While trial counsel has a duty to strike only fair blows, he should not be muzzled to a point where he cannot be an advocate for the Government and draw inferences favorable to the prosecution. He need not extol the virtues of the defense, and he can argue the strongest showing for his side of the controversy. Because I believe the following to be a moderate statement on a prosecutor’s latitude in final arguments, I quote and subscribe to the concept expressed in Judge Learned Hand’s opinion in Di Carlo v United States, 6 F2d 364 (CA2d Cir) (1925):

. . While, of course, we recognize that the prosecution is by custom more rigidly limited than the defense, we must decline to assimilate its position to that of either judge or jury, or to confine a prosecuting attorney to an impartial statement of the evidence. He is an advocate, and it is entirely proper for him as earnestly as he can to persuade the jury of the truth of his side, of which he ought to be thoroughly convinced before he begins at all. To shear him of all oratorical emphasis, while leaving wide latitude to the defense, is to load the scales of justice; it is to deny what has always been an accepted incident of jury trials, except in those jurisdictions where any serious execution of the criminal law has yielded to a ghostly phantom of the innocent man falsely convicted.”

Finally, with respect to the last certified issue, I point out that accused was sentenced only to dismissal.
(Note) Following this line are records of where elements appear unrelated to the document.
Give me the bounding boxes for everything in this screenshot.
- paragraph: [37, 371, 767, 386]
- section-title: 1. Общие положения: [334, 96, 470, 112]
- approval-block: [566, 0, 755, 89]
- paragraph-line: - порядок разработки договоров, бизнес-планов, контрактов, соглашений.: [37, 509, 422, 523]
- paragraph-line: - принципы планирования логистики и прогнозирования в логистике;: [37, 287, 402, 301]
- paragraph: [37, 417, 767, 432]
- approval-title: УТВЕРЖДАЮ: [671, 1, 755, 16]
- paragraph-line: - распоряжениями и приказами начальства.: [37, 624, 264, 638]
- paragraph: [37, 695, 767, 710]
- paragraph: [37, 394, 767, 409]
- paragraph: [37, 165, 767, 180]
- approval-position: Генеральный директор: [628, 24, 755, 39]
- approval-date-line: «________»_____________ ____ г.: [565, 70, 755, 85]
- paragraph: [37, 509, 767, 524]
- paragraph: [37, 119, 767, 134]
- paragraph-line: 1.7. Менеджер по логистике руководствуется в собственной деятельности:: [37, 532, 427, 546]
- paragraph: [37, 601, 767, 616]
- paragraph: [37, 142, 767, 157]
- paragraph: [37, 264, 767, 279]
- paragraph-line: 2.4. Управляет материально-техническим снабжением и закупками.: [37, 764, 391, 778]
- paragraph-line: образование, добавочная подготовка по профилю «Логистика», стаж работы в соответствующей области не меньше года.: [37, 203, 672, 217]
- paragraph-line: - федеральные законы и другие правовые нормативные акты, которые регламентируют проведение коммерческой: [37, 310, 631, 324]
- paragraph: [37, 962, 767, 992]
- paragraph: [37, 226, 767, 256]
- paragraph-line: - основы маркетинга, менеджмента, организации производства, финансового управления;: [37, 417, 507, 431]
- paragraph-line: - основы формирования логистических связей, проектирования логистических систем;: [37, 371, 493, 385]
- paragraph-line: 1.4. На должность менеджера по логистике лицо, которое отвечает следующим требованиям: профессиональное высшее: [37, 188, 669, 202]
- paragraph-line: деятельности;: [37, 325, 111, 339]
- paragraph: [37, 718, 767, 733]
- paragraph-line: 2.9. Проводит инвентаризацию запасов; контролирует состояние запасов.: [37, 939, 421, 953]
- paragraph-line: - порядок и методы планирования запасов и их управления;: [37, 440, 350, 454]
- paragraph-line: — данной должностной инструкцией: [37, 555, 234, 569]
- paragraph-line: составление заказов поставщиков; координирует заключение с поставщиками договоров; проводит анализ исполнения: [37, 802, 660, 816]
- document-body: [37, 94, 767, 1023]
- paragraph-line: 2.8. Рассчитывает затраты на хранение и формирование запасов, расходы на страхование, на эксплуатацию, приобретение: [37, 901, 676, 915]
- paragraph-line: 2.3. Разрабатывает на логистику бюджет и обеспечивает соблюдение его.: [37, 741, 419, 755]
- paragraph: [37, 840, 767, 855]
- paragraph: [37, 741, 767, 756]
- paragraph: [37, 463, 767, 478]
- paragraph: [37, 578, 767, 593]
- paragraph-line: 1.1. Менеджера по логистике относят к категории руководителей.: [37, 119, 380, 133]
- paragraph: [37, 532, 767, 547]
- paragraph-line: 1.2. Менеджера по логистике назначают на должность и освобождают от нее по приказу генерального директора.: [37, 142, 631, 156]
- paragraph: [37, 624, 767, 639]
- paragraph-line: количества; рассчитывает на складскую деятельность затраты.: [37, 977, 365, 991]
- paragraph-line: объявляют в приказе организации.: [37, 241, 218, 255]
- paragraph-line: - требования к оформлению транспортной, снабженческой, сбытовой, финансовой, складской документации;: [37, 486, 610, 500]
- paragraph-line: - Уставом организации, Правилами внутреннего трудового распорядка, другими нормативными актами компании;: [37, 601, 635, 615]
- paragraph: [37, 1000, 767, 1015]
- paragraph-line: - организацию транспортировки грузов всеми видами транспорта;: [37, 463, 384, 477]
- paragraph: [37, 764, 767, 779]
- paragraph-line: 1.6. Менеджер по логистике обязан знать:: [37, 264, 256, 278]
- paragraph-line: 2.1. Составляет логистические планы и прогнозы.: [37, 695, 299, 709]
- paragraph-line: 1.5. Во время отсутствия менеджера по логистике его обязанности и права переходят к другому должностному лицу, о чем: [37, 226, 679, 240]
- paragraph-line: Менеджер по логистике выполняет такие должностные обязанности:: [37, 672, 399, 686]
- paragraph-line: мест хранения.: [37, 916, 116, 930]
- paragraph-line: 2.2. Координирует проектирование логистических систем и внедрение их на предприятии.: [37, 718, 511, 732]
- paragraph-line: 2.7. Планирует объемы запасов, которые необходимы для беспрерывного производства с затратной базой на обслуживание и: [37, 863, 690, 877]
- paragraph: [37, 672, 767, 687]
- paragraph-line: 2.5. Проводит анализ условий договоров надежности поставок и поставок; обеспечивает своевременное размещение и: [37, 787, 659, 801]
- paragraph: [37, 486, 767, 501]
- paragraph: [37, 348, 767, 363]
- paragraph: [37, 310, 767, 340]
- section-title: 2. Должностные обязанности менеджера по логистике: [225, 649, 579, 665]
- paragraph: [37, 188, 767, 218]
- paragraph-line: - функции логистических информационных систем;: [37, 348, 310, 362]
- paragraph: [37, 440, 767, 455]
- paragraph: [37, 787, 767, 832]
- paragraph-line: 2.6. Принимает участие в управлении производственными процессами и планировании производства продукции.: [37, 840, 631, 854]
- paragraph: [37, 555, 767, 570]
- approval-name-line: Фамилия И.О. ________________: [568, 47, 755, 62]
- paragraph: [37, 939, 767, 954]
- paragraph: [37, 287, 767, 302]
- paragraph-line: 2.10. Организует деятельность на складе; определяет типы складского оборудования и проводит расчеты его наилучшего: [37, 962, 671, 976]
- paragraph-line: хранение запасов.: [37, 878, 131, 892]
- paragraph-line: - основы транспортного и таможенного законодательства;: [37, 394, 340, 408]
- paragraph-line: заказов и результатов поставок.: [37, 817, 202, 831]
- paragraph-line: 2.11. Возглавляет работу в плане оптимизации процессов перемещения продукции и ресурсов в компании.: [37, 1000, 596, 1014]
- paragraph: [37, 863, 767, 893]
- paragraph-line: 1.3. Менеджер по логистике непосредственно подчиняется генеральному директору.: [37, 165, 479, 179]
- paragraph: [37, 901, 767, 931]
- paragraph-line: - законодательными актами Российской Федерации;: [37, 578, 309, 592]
No confinement, forfeitures, or other acees-sox-y punishments were included. Manifestly, then, under the case the majority cite there is no reasonable possibility that the instruction mentioned by my associates influenced the court-martial on the sentence imposed. United States v Smith, 10 USCMA 153, 27 CMR 227. Furthermore, there need be no fear that the instructional error will creep in upon a rehearing, for under the law the permissible punishment may not exceed the prior sentence to dismissal.

For the foregoing reasons I would affirm the decision of the board of review.